Vaidehi Kasarekar wrote:

<Frame 363 (90 on wire, 90 captured)
<    Arrival Time: Jun  4, 2003 18:16:20.623654000
<    Time delta from previous packet: 0.002625000 seconds
<    Time relative to first packet: 13.375884000 seconds
<    Frame Number: 363
<    Packet Length: 90 bytes
<    Capture Length: 90 bytes
<IEEE 802.11
<    Type/Subtype: Data (32)
<    Frame Control: 0x0108
<        Version: 0
<        Type: Data frame (2)
<        Subtype: 0
<        Flags: 0x1


>If i want to specify a filter in tethereal in such a way that, it will filter out 
>packets, where 
>Frame Type match: "data" and the some more fields of the header. what is the syntax? 
>How do i specify that???
> 
>If i specify:
>[EMAIL PROTECTED] log]$ tethereal -i eth2 -f 'wlan.fc.type_subtype eq 0x08' -V
>I get an error: 
> 
>tethereal: Unable to parse filter string (parse error).
>
>Can anybody guide me writing rules to filter out packets based on certain header 
>information.
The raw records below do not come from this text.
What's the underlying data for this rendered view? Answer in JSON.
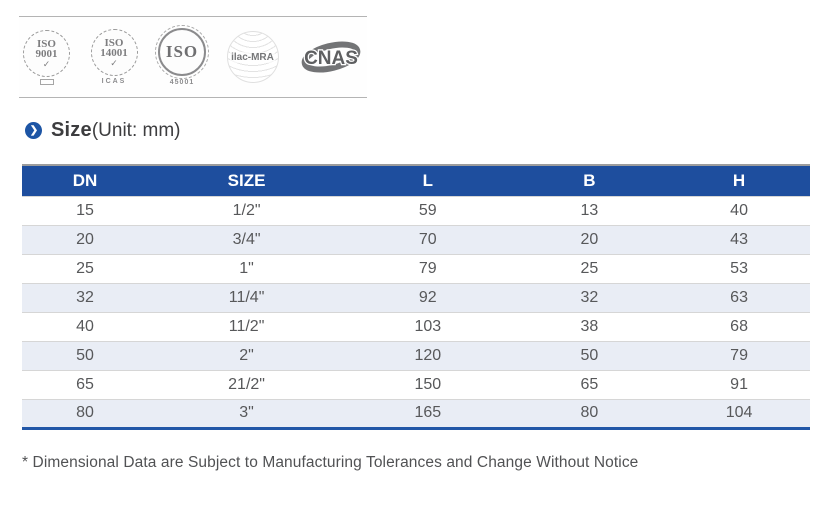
{
  "certifications": {
    "badges": [
      {
        "id": "iso-9001",
        "line1": "ISO",
        "line2": "9001",
        "check": "✓"
      },
      {
        "id": "iso-14001",
        "line1": "ISO",
        "line2": "14001",
        "check": "✓",
        "footer": "ICAS"
      },
      {
        "id": "iso-45001",
        "label": "ISO",
        "footer": "45001"
      },
      {
        "id": "ilac-mra",
        "label": "ilac-MRA"
      },
      {
        "id": "cnas",
        "label": "CNAS"
      }
    ]
  },
  "section": {
    "icon_glyph": "❯",
    "title": "Size",
    "unit": "(Unit: mm)"
  },
  "table": {
    "headers": [
      "DN",
      "SIZE",
      "L",
      "B",
      "H"
    ],
    "rows": [
      [
        "15",
        "1/2\"",
        "59",
        "13",
        "40"
      ],
      [
        "20",
        "3/4\"",
        "70",
        "20",
        "43"
      ],
      [
        "25",
        "1\"",
        "79",
        "25",
        "53"
      ],
      [
        "32",
        "11/4\"",
        "92",
        "32",
        "63"
      ],
      [
        "40",
        "11/2\"",
        "103",
        "38",
        "68"
      ],
      [
        "50",
        "2\"",
        "120",
        "50",
        "79"
      ],
      [
        "65",
        "21/2\"",
        "150",
        "65",
        "91"
      ],
      [
        "80",
        "3\"",
        "165",
        "80",
        "104"
      ]
    ]
  },
  "footnote": "* Dimensional Data are Subject to Manufacturing Tolerances and Change Without Notice",
  "colors": {
    "header_bg": "#1e4e9e",
    "row_alt_bg": "#e9edf5",
    "table_bottom_border": "#2257a7",
    "accent_blue": "#1d55a5",
    "body_text": "#57585a"
  }
}
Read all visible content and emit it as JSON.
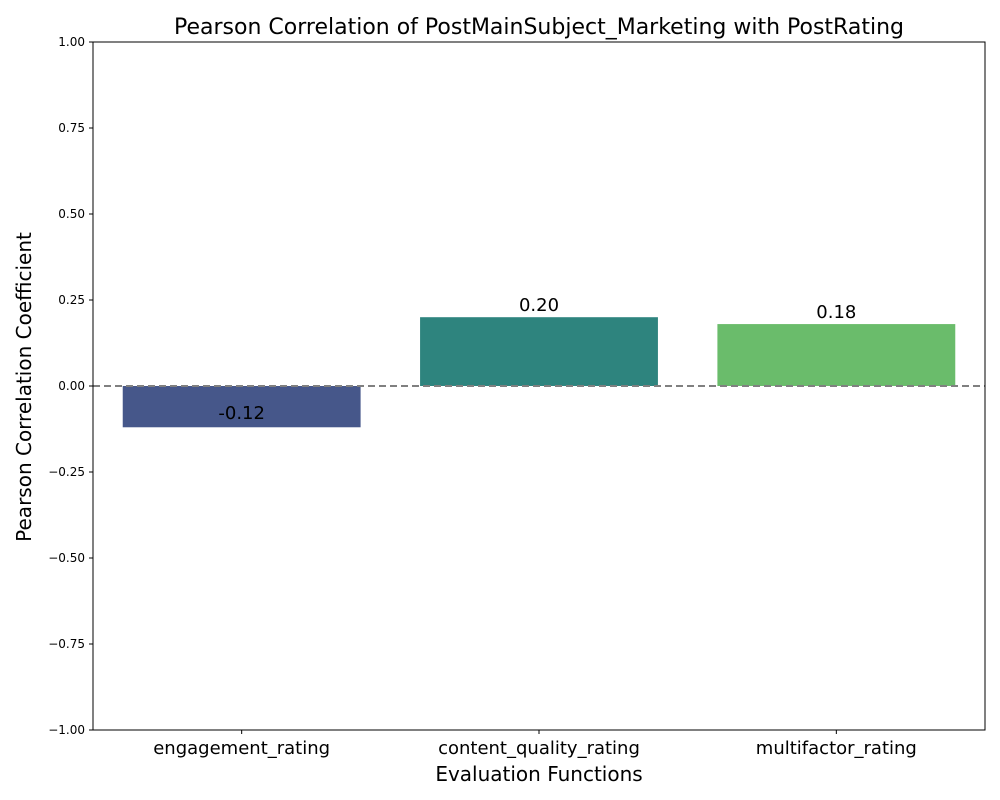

I am interested in the syntax. Or any >document describing the filters 
>or examples of filters would be useful.

Capture filters have a different syntax than display filters
http://www.ethereal.com/faq.html#q5.5

In order to prepare a capture filter you should read the tcpdump/WinDump documentation 
(man-page) corresponding to the libpcap/WinPcap version you are using, e.g.

http://nodevice.com/sections/ManIndex/man1692.html

http://windump.polito.it/docs/manual.htm  (if you are using WinPcap)

There is also some other "guides" about tcpdump filter syntax that can be good 
sometimes:

http://www.security-forums.com/forum/viewtopic.php?t=4489

http://www.ethereal.com/lists/ethereal-users/200306/msg00020.html

http://home.insight.rr.com/procana/index.html

I guess that in your case when you have IEE 802.11 headers you maybe have to use a 
filter such as
ether[0] & 0xF0 = 0x8

(ether[0] means the first byte of the data link level used on the specified network 
interface)

It might be good to combine a capture filter with a display/read-filter since the 
syntax for display/read-filters is much more powerful.
You can normally filter on high level protocols and similar.

You could for example start with capture all packets matching a certain capture filter 
and save the result to a file
tethereal -i eth2 -f 'ether[0] & 0xF0' -w file1.pcap

Then you could use read-filters to filter out with the more powerful display-filter 
syntax using the "-R" option
tethereal -r file1.pcap -R 'wlan.bssid == 00:40:05:df:24:b8' -V

Actually it might work to use:
tethereal -i eth2 -R 'wlan.fc.type_subtype eq 0x08' -V
directly, but there is a risk that packets may be dropped when Ethereal has to scan 
through a lot of packets in real-time.